Ibadah haji berbeda dan istimewa dengan ibadah-ibadah yang lain dalam pelaksanaannya. Dari segi lokasinya saja harus di Makkah.
Ibadah haji itu bersyarat. Hanya bagi yang mampu saja. Mampu secara ekonomi, kesehatan, dan keamanan yang wajib menunaikan rukun Islam kelima ini.
Masalahnya, mengapa ibadah haji menjadi magnet yang membetot gairah dan antusiasme bagi setiap muslim untuk menunaikannya?
Hampir dipastikan setiap orang Islam selalu pengin dan bermimpi untuk berhaji.

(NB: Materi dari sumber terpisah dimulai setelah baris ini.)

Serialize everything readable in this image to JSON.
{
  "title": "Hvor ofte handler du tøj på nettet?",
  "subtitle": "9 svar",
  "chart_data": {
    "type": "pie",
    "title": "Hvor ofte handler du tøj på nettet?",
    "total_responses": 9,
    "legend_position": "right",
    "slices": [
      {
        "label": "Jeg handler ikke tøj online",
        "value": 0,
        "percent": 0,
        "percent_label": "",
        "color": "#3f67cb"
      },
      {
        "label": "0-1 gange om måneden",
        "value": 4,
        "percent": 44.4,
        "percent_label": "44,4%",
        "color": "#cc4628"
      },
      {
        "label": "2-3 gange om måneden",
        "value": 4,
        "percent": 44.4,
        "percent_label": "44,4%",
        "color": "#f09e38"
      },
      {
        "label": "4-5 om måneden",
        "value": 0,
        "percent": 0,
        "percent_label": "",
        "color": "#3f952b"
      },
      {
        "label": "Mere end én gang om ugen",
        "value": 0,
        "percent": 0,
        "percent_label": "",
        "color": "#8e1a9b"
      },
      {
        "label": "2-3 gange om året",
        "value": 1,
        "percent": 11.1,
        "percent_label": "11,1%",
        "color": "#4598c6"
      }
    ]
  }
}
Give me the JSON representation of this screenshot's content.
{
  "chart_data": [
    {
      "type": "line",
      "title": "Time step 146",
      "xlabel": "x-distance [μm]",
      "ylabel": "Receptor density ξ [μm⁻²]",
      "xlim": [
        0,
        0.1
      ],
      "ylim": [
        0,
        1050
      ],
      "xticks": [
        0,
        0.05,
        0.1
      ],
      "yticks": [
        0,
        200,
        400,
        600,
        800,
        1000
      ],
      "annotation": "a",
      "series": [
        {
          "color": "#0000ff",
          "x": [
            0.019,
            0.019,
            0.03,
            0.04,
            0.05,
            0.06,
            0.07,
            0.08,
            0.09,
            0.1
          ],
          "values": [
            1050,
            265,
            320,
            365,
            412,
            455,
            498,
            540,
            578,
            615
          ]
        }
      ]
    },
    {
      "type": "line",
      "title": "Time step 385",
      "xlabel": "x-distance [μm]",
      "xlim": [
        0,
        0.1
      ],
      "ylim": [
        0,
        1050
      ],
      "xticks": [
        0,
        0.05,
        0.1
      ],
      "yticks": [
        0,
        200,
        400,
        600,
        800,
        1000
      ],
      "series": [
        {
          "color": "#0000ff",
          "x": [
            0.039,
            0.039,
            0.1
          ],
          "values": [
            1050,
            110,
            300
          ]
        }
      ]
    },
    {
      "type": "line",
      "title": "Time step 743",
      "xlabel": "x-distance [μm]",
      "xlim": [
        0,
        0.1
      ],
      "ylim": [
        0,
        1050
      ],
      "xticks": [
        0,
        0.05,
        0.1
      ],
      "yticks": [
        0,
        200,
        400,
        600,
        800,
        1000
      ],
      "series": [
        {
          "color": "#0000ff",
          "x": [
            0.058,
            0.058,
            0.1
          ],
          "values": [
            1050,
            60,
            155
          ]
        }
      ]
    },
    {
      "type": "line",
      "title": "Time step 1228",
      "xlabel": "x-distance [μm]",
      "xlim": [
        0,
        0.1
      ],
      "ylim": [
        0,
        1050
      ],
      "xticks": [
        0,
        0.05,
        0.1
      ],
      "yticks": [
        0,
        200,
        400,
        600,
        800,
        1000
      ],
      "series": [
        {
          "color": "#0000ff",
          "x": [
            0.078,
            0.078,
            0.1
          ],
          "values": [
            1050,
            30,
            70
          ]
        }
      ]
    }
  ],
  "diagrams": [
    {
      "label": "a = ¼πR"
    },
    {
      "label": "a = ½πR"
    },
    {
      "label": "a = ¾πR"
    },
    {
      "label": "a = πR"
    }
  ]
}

Orang rela menabung bertahun-tahun demi yang satu ini, berangkat ke tanah suci.
Orang tak peduli mengantre berlama-lama hingga puluhan tahun karena panjangnya daftar tunggu untuk bisa menunaikan ibadah haji.
Realitas antusiasme dan semangat beragama umat Islam begitu besar untuk berangkat haji. Lantas, ada apa sebenarnya dengan ibadah haji ini?
Kalau dipikir-pikir, hampir serangkaian manasik dan ritual haji berisi doa-doa kepada Allah. Tapi, kenapa sekadar untuk berdoa kepada Allah, kok mesti jauh-jauh pergi ke tanah suci, Makkah?
Bukankah di sini juga, kita bisa berdoa kepada Allah, dan nggak harus lewat ibadah haji? Apakah memang Allah tidak mendengar doa kita di sini? Jadi, apa sesungguhnya motif orang beribadah haji?
Jawaban spontannya, ya harus di Makkah, memangnya ibadah haji bisa dilaksanakan di Pondok Gede gitu? Semua orang juga tahu, benar di situ memang ada Ka'bah. Cuma replika.Â
Normatifnya, karena ibadah haji adalah perintah Allah. Rukun Islam ke-5. Alasannya jelas, adalah motif agama. Itu tidak ada yang memungkiri. Benar, semua sepakat.